Cross-Cutting Theme – Technology


The Adelphi College of Education and Health Sciences provides technology-rich teacher preparation through courses and clinical partnerships. Technology infuses our approach to teacher preparation, and cannot be separated from other aspects of our education. Teacher candidates are exposed to the latest and most important technologies for teaching in their fields through both core and elective courses. All programs model how digital technologies are used to acquire new skills and knowledge that is crucial to educators, how to collaborate with peers and mentors to design learning experiences, and how to produce materials for use in their classrooms. All programs integrate these technologies “across the curriculum”, others offer elective and required courses that focus on the specific technologies for their domains.

That integration is apparent in the interweaving of technology throughout the CAEP Standards, as well. The programs’ reported use of technology overall is given in 1.5.1 Technology Integration in Programs. The process of establishing technology integration in the EPP was represented in 2011 with the Technology Committee’s decision to use the Hunter Competencies. However, the initiatives involving technology integration began before that date, both in terms of course and field-based learning for teacher candidates (Smartboard Training in 2007) and field-based projects with P-12 students (the iPad Initiative in Mineola School District in 2010-11). The Hunter framework provided a way to establish a common language and basis for collecting meaningful evidence of progress with learning and technology.

In addition, coursework that includes technology was established at the Spring 2019 faculty retreat in a chart 1.5.1 Technology Integration in Programs. The coursework identified by EPP faculty in this process tended to be during the exploration/synthesis or reflective practice transition points of the programs. Example technology identified in the initial programs included SmartBoard, Moodle (a Google-based system) discussion boards, Google Suite (Drive, Classroom, Docs, Slides, Hangouts), educational apps such as Kahoot, StarTracker, NearPod, Virtual Reality, and Plickers, Excel Spreadsheets to collect and analyze student data, and online science simulations such as Phet, and National Science Teachers Association Learning Center Class Hub. Example technology identified in the advanced programs included Canva, Voicethread, Twitter, Prezi, PPT, Moodle, email, Google (Sites, Classroom), Wakelet, Turnitin (persuasive writing assignment), and online tools. 1.5.2 Candidate Use of Technology In Clinical Practice shows the types of technology used in student teaching and the clinical faculty qualitative comments of the candidate’s use of technology.

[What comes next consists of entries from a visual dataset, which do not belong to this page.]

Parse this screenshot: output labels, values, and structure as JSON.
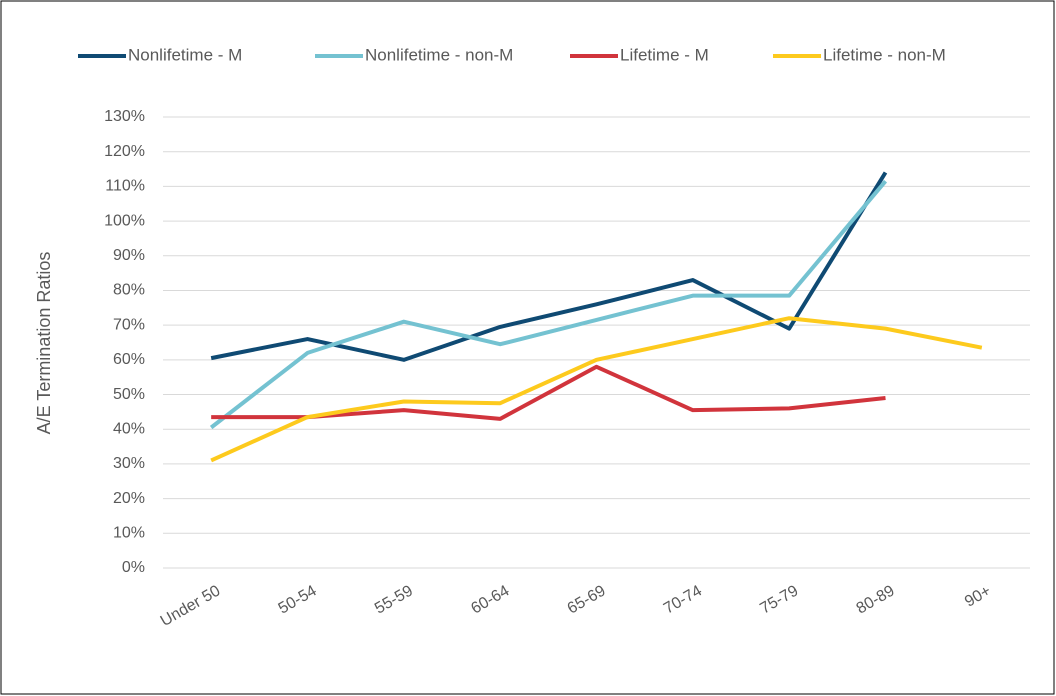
{
  "chart_data": {
    "type": "line",
    "y_label": "A/E Termination Ratios",
    "categories": [
      "Under 50",
      "50-54",
      "55-59",
      "60-64",
      "65-69",
      "70-74",
      "75-79",
      "80-89",
      "90+"
    ],
    "series": [
      {
        "name": "Nonlifetime - M",
        "color": "#0f4a73",
        "values": [
          60.5,
          66,
          60,
          69.5,
          76,
          83,
          69,
          114,
          null
        ]
      },
      {
        "name": "Nonlifetime - non-M",
        "color": "#74c2d1",
        "values": [
          40.5,
          62,
          71,
          64.5,
          71.5,
          78.5,
          78.5,
          111.5,
          null
        ]
      },
      {
        "name": "Lifetime - M",
        "color": "#d1343c",
        "values": [
          43.5,
          43.5,
          45.5,
          43,
          58,
          45.5,
          46,
          49,
          null
        ]
      },
      {
        "name": "Lifetime - non-M",
        "color": "#fdca1d",
        "values": [
          31,
          43.5,
          48,
          47.5,
          60,
          66,
          72,
          69,
          63.5
        ]
      }
    ],
    "ylim": [
      0,
      130
    ],
    "yticks": [
      {
        "value": 0,
        "label": "0%"
      },
      {
        "value": 10,
        "label": "10%"
      },
      {
        "value": 20,
        "label": "20%"
      },
      {
        "value": 30,
        "label": "30%"
      },
      {
        "value": 40,
        "label": "40%"
      },
      {
        "value": 50,
        "label": "50%"
      },
      {
        "value": 60,
        "label": "60%"
      },
      {
        "value": 70,
        "label": "70%"
      },
      {
        "value": 80,
        "label": "80%"
      },
      {
        "value": 90,
        "label": "90%"
      },
      {
        "value": 100,
        "label": "100%"
      },
      {
        "value": 110,
        "label": "110%"
      },
      {
        "value": 120,
        "label": "120%"
      },
      {
        "value": 130,
        "label": "130%"
      }
    ],
    "grid": true,
    "legend": "top"
  }
}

One of the ways that the EPP is innovating use of technology in its programs is through the Mid-Point Assessment (Table 1.1.6), a program-based assessment that has multiple purposes for determining the progress of teacher candidates at the exploration/synthesis phase of the program, including the mastery of technology’s use in planning, instruction and assessment for diverse groups of students. It is the intention of the EPP faculty to establish a unit wide assessment 1.5.1.1 Effective Use of Technology Instrument and conduct backward mapping that will include collaboration with the EPP partners for how technology is used within the schools and placements, with any eye towards supporting innovative use in P-12 student learning.

The alignment of the InTASC Standards with the International Society of Technology in Education (ISTE) Standards was reviewed in Standard 1.5, as was the alignment of the ISTE Standards to the Danielson Framework for Teaching, Table 1.5.3 ISTE Aligned to the Danielson Framework for Teaching Data. While these alignments were established, the EPP undertook an inventory of clinical educators’ observation of student teachers using technology in the field settings from 2015-2018 by program, Table 1.5.2 Candidate Use of Technology in Clinical Practice. Technology ranging from video work to overhead projector displays to Smartboard and Smart Notebook use are richly described and part of what is intentionally brought into the field. An example of this the use of iPad for ELA and Math instruction (app School 4 One) with students completing lessons and tasks and receiving written and oral feedback on the system. Students work on computation, place value, number order, and word problems. Each teacher accesses the curriculum through their iPad. The curriculum includes videos and documents (graphic organizers) that are accessed through Google Drive. Teachers use the Promethean Board & SmartBoard during lessons and instruction in all subjects.

Assessment of technology use is part of the ongoing candidate monitoring system and the EPP faculty use technology for assessment purposes as well as assess candidate use of technology in the field (student teaching and observations with the Danielson Framework are examples of this). With the integration of the ISTE Standards into current innovative practices, assessment of technology will be part of the quality assurance system across the EPP.